5. For an irreducible $$G$$-representation $$(j_L,j_R)~=~j_L\otimes j_R, \qquad j_L, j_R~\in~ \frac{1}{2}\mathbb{N}_0,\tag{4}$$ the restricted $$H$$-representation is $$j_L\otimes j_R~\cong~\oplus_{j=|j_L-j_r|}^{j_L+j_R} j,\tag{5}$$ as mentioned in OP's title. Note that the notation in expression (4) and (5) are deceptively similar. However we stress that it is implicitly implied that expression (4) is a $$G$$-representation, while expression (5) is an $$H$$-representation.

I am not going to read Weinberg's book with you to your satisfaction, nor should I.

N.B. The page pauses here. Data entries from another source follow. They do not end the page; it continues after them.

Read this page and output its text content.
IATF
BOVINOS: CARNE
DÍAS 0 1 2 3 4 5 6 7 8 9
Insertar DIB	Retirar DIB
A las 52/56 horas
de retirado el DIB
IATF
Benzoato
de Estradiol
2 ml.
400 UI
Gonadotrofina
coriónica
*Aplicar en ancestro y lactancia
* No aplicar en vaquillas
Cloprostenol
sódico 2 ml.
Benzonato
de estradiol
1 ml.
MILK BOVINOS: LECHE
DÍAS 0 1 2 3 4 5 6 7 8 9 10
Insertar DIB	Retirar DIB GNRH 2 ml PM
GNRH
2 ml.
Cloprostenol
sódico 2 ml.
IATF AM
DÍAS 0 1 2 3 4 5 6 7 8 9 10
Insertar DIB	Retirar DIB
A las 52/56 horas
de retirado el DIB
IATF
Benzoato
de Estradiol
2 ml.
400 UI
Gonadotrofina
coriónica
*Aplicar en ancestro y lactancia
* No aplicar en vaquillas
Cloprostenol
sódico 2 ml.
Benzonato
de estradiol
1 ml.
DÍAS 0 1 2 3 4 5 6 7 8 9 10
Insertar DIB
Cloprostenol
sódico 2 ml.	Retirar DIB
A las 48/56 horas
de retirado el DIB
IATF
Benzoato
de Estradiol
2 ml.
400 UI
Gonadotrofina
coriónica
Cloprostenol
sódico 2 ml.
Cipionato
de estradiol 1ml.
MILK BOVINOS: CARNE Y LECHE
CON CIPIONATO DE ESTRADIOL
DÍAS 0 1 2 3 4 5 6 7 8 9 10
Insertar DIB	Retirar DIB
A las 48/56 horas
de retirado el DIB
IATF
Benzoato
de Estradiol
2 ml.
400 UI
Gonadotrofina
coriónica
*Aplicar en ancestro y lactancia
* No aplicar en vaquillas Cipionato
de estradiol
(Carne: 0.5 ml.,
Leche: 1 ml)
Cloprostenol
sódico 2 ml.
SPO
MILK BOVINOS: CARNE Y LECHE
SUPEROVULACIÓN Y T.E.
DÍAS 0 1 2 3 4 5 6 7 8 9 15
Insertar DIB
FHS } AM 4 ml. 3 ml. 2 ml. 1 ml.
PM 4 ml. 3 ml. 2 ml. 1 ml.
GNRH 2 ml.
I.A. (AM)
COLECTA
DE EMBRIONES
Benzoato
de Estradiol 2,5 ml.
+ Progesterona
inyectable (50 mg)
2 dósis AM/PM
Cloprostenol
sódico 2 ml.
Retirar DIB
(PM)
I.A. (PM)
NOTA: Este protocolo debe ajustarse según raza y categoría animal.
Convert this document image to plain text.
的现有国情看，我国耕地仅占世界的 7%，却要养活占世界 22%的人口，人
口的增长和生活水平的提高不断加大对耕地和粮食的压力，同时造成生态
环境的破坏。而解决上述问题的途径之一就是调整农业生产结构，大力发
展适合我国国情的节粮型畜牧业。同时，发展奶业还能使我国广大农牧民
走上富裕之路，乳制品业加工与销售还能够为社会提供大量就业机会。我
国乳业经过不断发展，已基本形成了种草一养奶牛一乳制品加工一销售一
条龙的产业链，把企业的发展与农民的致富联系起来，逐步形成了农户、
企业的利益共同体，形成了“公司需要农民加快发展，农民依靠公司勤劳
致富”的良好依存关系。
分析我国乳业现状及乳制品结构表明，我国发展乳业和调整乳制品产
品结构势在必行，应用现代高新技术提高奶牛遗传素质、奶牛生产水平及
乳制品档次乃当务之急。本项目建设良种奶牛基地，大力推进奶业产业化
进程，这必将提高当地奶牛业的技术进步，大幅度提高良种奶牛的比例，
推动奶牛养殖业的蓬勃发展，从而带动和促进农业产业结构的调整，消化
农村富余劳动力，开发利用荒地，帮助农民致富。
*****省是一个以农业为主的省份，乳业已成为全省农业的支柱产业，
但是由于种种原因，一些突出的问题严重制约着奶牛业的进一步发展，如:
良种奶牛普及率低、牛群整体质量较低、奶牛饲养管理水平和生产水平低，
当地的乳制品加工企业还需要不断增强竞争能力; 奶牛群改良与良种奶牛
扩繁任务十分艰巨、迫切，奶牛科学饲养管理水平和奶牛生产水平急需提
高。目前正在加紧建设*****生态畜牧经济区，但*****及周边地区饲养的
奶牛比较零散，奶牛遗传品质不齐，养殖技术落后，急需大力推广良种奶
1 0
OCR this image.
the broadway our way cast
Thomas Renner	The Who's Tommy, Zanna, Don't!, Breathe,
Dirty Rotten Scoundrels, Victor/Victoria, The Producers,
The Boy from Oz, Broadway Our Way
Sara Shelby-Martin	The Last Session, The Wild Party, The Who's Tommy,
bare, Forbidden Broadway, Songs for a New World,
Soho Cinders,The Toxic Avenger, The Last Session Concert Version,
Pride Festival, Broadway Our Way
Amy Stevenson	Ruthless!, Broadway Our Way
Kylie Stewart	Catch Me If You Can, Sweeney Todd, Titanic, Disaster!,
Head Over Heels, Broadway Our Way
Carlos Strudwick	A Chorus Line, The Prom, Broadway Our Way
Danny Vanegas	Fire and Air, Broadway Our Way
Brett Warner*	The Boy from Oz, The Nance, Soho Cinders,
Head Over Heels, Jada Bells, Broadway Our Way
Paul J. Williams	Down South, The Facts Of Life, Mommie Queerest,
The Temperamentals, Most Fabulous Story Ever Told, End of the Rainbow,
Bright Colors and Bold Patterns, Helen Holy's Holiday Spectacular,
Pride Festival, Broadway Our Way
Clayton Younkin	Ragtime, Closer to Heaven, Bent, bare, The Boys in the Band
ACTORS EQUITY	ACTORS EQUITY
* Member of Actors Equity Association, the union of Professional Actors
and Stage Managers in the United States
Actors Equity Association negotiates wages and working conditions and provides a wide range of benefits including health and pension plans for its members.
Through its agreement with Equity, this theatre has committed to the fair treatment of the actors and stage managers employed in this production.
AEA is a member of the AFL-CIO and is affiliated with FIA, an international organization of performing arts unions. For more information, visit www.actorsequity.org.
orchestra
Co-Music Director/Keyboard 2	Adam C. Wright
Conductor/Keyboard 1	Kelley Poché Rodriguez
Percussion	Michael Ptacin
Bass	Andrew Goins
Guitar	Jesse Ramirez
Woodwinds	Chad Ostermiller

Indeed, the little group of a massive particle (go to its rest frame) is the rotation group SO(3), sharing a Lie algebra with SU(2).

Presumably, your text has reminded you, like (A2) of this, that for an so(1,3) irrep π labelled by integer of half-integer spins (n,m), the three coproduct operators $$\pi_{(n,m)}(J_i) = J^{(m)}_i \otimes {\mathbb I}_{(2n+1)}+{\mathbb I}_{(2m+1)} \otimes J^{(n)}_i$$ manifestly satisfy the so(3)~su(2) Lie algebra commutation relations. (This is just the rotation subgroup of the Lorentz group, the little group.) Check it again.

These operators are huge matrices acting on $$(2n+1)\times (2m+1)$$-dimensional vectors, so the tensor product reducible representation you get by "adding" spins n and m in elementary QM, as you properly exemplify.

Moreover, your text should have exemplified that the likewise huge, $$(2n+1)\times (2m+1)$$ by $$(2n+1)\times (2m+1)$$ -dimensional, group matrices $$e^{i\vec \theta \cdot (\vec J^{(m)} \otimes {\mathbb I}_{(2n+1)}+{\mathbb I}_{(2m+1)} \otimes \vec J^{(n)} )} = e^{i\vec \theta \cdot \vec J^{(m)} } \otimes e^{i\vec \theta \cdot \vec J^{(n)} }$$ provide the conventional reducible representation of the rotation group of QM.